Former U.S. Secretary of Transportation Rodney E. Slater helps clients integrate their interests in the overall vision for the transportation system of the 21st Century—a vision he set as transportation secretary to promote a safer, more efficient, environmentally sound and sustainable worldwide transportation infrastructure. Mr. Slater also helps state and local government clients address the vexing challenge of closing the gap between transportation demand and capacity by employing public/private strategies and innovative financing solutions. Mr. Slater's practice focuses on many of the policy and transportation objectives that were set under his leadership, including aviation competition and congestion mitigation, maritime initiatives, high-speed rail corridor development, and overall transportation safety and funding. He continues to embrace the framework he established as secretary for making transportation decisions that called for more open, collaborative and flexible decision making across the transportation enterprise here and abroad.
Mr.
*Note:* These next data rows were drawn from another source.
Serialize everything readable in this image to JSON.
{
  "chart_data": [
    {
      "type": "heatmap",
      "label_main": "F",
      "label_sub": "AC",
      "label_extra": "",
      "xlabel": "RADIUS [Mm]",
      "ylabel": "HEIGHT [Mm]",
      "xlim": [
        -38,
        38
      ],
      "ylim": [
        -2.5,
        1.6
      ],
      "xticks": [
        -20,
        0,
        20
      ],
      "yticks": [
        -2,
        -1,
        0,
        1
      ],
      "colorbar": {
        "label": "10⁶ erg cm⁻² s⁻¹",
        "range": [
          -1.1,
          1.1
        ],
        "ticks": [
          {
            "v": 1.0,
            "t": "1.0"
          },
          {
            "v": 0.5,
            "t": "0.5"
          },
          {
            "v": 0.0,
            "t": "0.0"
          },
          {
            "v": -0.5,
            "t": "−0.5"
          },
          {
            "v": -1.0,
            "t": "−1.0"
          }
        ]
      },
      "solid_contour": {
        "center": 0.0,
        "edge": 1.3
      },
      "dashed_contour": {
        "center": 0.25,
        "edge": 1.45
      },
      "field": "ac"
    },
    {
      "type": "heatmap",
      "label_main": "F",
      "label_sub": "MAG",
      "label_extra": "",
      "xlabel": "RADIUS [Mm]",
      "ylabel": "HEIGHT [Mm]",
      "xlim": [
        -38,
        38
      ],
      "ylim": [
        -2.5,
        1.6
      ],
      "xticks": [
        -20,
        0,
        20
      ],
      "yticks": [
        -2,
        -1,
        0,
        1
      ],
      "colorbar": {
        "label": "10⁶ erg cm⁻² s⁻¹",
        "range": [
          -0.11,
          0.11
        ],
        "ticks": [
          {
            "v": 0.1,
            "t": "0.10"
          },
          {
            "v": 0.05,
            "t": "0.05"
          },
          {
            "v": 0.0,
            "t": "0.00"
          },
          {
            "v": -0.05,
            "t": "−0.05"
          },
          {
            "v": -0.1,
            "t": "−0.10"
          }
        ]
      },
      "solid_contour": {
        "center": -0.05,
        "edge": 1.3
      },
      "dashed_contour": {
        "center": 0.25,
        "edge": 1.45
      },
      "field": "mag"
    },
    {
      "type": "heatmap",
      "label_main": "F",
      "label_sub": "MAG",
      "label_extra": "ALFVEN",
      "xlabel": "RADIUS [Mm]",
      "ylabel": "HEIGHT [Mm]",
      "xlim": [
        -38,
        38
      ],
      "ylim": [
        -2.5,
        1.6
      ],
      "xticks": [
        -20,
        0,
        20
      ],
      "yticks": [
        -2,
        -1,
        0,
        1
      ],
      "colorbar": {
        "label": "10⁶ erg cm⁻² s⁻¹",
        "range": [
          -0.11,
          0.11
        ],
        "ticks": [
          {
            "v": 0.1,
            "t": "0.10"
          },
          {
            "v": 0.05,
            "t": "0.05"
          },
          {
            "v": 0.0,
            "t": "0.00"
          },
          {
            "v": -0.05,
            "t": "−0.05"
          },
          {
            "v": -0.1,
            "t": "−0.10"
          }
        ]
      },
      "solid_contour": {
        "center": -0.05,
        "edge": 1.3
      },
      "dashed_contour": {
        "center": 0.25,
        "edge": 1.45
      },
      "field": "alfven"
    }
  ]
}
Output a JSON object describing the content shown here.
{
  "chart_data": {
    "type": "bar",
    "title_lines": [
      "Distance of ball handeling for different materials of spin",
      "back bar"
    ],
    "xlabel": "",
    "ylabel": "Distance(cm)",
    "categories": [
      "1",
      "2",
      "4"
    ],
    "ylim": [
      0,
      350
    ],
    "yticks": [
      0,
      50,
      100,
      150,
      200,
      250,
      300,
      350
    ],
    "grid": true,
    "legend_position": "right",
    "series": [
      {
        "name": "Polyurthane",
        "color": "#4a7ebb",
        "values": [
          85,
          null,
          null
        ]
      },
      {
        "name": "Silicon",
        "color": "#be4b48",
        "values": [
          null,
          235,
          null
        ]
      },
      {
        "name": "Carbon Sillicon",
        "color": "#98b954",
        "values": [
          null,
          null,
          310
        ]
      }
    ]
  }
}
Slater’s bipartisan and inclusive approach to problem solving has earned him tremendous respect and admiration on both sides of the aisle, enabling him to have one of the best relationships with the White House, Congress, and business, labor and political leaders worldwide in the history of the Department of Transportation (DOT). His work at DOT forever altered America’s and the world’s appreciation of transportation as more than just concrete, asphalt and steel. Mr. Slater brings the same strategic, results-oriented and collaborative approach to his public policy practice.
As secretary of transportation under President Bill Clinton, Mr. Slater passed several historic legislative initiatives over his tenure, including the Transportation Equity Act for the 21st Century (TEA-21), which guaranteed a record $200 billion in surface transportation investment though 2003, and the Wendell H. Ford Aviation Investment Reform Act for the 21st Century (AIR-21), which provides a record $46 billion to improve the safety and security of the nation’s aviation system. Under his leadership, the federal transportation budget doubled and in the department’s "best in government" strategic and performance plans, the scope and definition of transportation was expanded to include a focus on safety, mobility and access, economic development and trade, the environment and national security.
Previous to his tenure as transportation secretary, Mr. Slater served as director of the Federal Highway Administration, where—as the agency’s first African-American Administrator in its century-long history—he oversaw the development of an innovative financing program that resulted in hundreds of transportation projects being completed two to three years ahead of schedule with greater cost efficiencies. Over that time, the federal transportation budget increased an unprecedented 104 percent. Additionally, the department’s FY2001 budget of nearly $60 billion is the largest ever.